Sin querer, los pies retroceden un paso. Están dispuestos a dar la vuelta y echar a correr, cuando la mano que tiene el cuchillo inicia un movimiento recto muy preciso, con la destreza que confiere el hábito, y lo clava en el otro vientre.

– ¡Que le mata, cojones!

– Entra en el coche y no te busques problemas.

– Le está matando por cargar con tus cajas.

– Buscaré a otro, que las cargará por menos dinero. Y si le mata a él también, encontraré a otro aún más barato. Las leyes del mercado son inflexibles.

El cuchillo vuelve a clavarse. La mano derecha se abre y los billetes caen lentamente al suelo, encima de unas naranjas podridas. La mano que no sostiene el cuchillo baja y recoge el dinero. Los pies dan media vuelta y desaparecen por donde han venido.

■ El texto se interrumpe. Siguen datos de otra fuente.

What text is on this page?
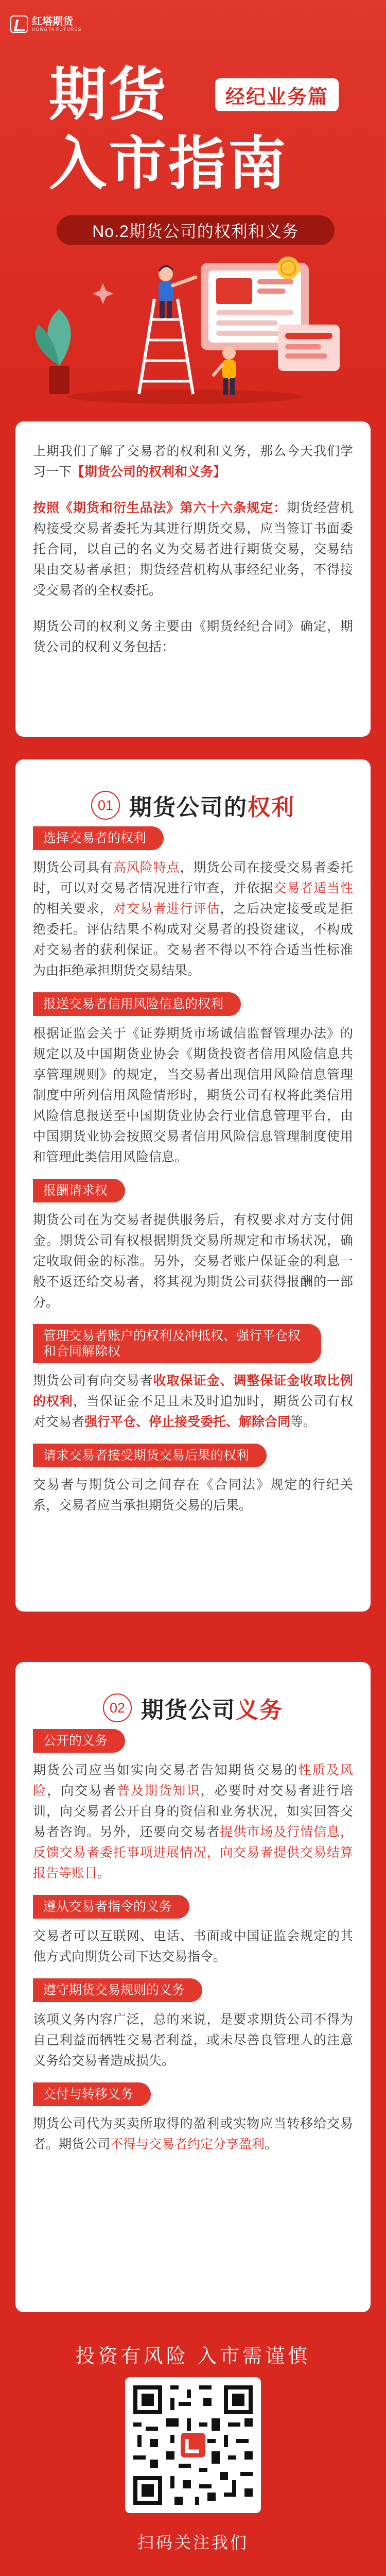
红塔期货
HONGTA FUTURES
期货	经纪业务篇
入市指南
No.2期货公司的权利和义务

上期我们了解了交易者的权利和义务，那么今天我们学习一下【期货公司的权利和义务】

按照《期货和衍生品法》第六十六条规定：期货经营机构接受交易者委托为其进行期货交易，应当签订书面委托合同，以自己的名义为交易者进行期货交易，交易结果由交易者承担；期货经营机构从事经纪业务，不得接受交易者的全权委托。

期货公司的权利义务主要由《期货经纪合同》确定，期货公司的权利义务包括：

01 期货公司的权利
选择交易者的权利

期货公司具有高风险特点，期货公司在接受交易者委托时，可以对交易者情况进行审查，并依据交易者适当性的相关要求，对交易者进行评估，之后决定接受或是拒绝委托。评估结果不构成对交易者的投资建议，不构成对交易者的获利保证。交易者不得以不符合适当性标准为由拒绝承担期货交易结果。

报送交易者信用风险信息的权利

根据证监会关于《证券期货市场诚信监督管理办法》的规定以及中国期货业协会《期货投资者信用风险信息共享管理规则》的规定，当交易者出现信用风险信息管理制度中所列信用风险情形时，期货公司有权将此类信用风险信息报送至中国期货业协会行业信息管理平台，由中国期货业协会按照交易者信用风险信息管理制度使用和管理此类信用风险信息。

报酬请求权

期货公司在为交易者提供服务后，有权要求对方支付佣金。期货公司有权根据期货交易所规定和市场状况，确定收取佣金的标准。另外，交易者账户保证金的利息一般不返还给交易者，将其视为期货公司获得报酬的一部分。

管理交易者账户的权利及冲抵权、强行平仓权和合同解除权

期货公司有向交易者收取保证金、调整保证金收取比例的权利，当保证金不足且未及时追加时，期货公司有权对交易者强行平仓、停止接受委托、解除合同等。

请求交易者接受期货交易后果的权利

交易者与期货公司之间存在《合同法》规定的行纪关系，交易者应当承担期货交易的后果。

02 期货公司义务
公开的义务

期货公司应当如实向交易者告知期货交易的性质及风险，向交易者普及期货知识，必要时对交易者进行培训，向交易者公开自身的资信和业务状况，如实回答交易者咨询。另外，还要向交易者提供市场及行情信息，反馈交易者委托事项进展情况，向交易者提供交易结算报告等账目。

遵从交易者指令的义务

交易者可以互联网、电话、书面或中国证监会规定的其他方式向期货公司下达交易指令。

遵守期货交易规则的义务

该项义务内容广泛，总的来说，是要求期货公司不得为自己利益而牺牲交易者利益，或未尽善良管理人的注意义务给交易者造成损失。

交付与转移义务

期货公司代为买卖所取得的盈利或实物应当转移给交易者。期货公司不得与交易者约定分享盈利。

投资有风险 入市需谨慎
扫码关注我们
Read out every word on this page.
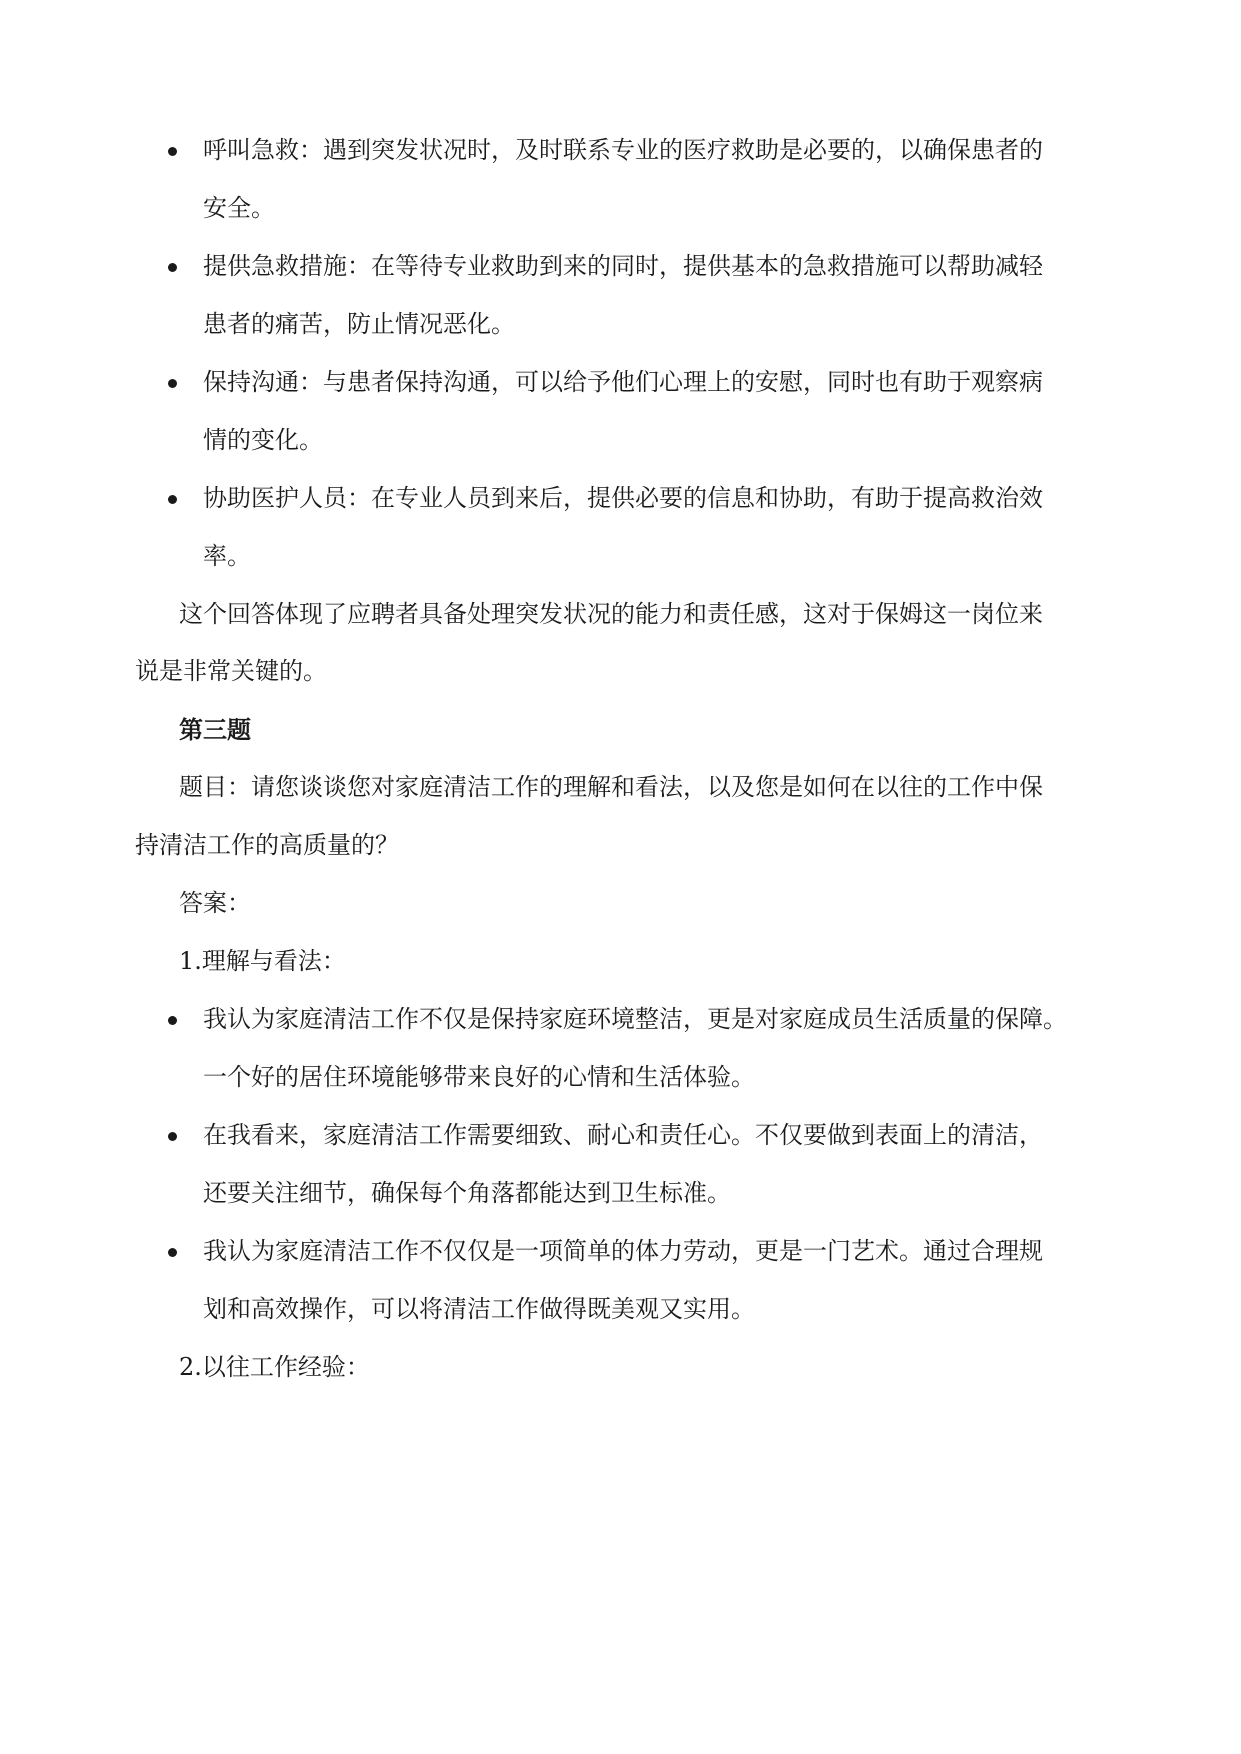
呼叫急救：遇到突发状况时，及时联系专业的医疗救助是必要的，以确保患者的
安全。
提供急救措施：在等待专业救助到来的同时，提供基本的急救措施可以帮助减轻
患者的痛苦，防止情况恶化。
保持沟通：与患者保持沟通，可以给予他们心理上的安慰，同时也有助于观察病
情的变化。
协助医护人员：在专业人员到来后，提供必要的信息和协助，有助于提高救治效
率。
这个回答体现了应聘者具备处理突发状况的能力和责任感，这对于保姆这一岗位来
说是非常关键的。
第三题
题目：请您谈谈您对家庭清洁工作的理解和看法，以及您是如何在以往的工作中保
持清洁工作的高质量的？
答案：
1.理解与看法：
我认为家庭清洁工作不仅是保持家庭环境整洁，更是对家庭成员生活质量的保障。
一个好的居住环境能够带来良好的心情和生活体验。
在我看来，家庭清洁工作需要细致、耐心和责任心。不仅要做到表面上的清洁，
还要关注细节，确保每个角落都能达到卫生标准。
我认为家庭清洁工作不仅仅是一项简单的体力劳动，更是一门艺术。通过合理规
划和高效操作，可以将清洁工作做得既美观又实用。
2.以往工作经验：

Primero, la mano derecha acude a la herida derecha. Luego, la mano izquierda acude a la herida izquierda. Ambas muestran las palmas, manchadas de rojo. Dos gotas caen de la mano izquierda sobre una de las zapatillas color granate, que las absorbe. Las manos quedan abiertas y un tanto curvadas, como si estuvieran expuestas al público. Las piernas empiezan a doblarse, poco a poco al principio, después a ritmo de derrumbe. Llegan al suelo y se estiran, mientras ambos brazos se extienden hacia los lados, con las palmas siempre vueltas hacia arriba, muy rojas. La punta del pie derecho mira al cielo, el pie izquierdo sigue inclinándose en ángulo cerrado, imitando la torre de Pisa, y allí se queda. Inmóvil.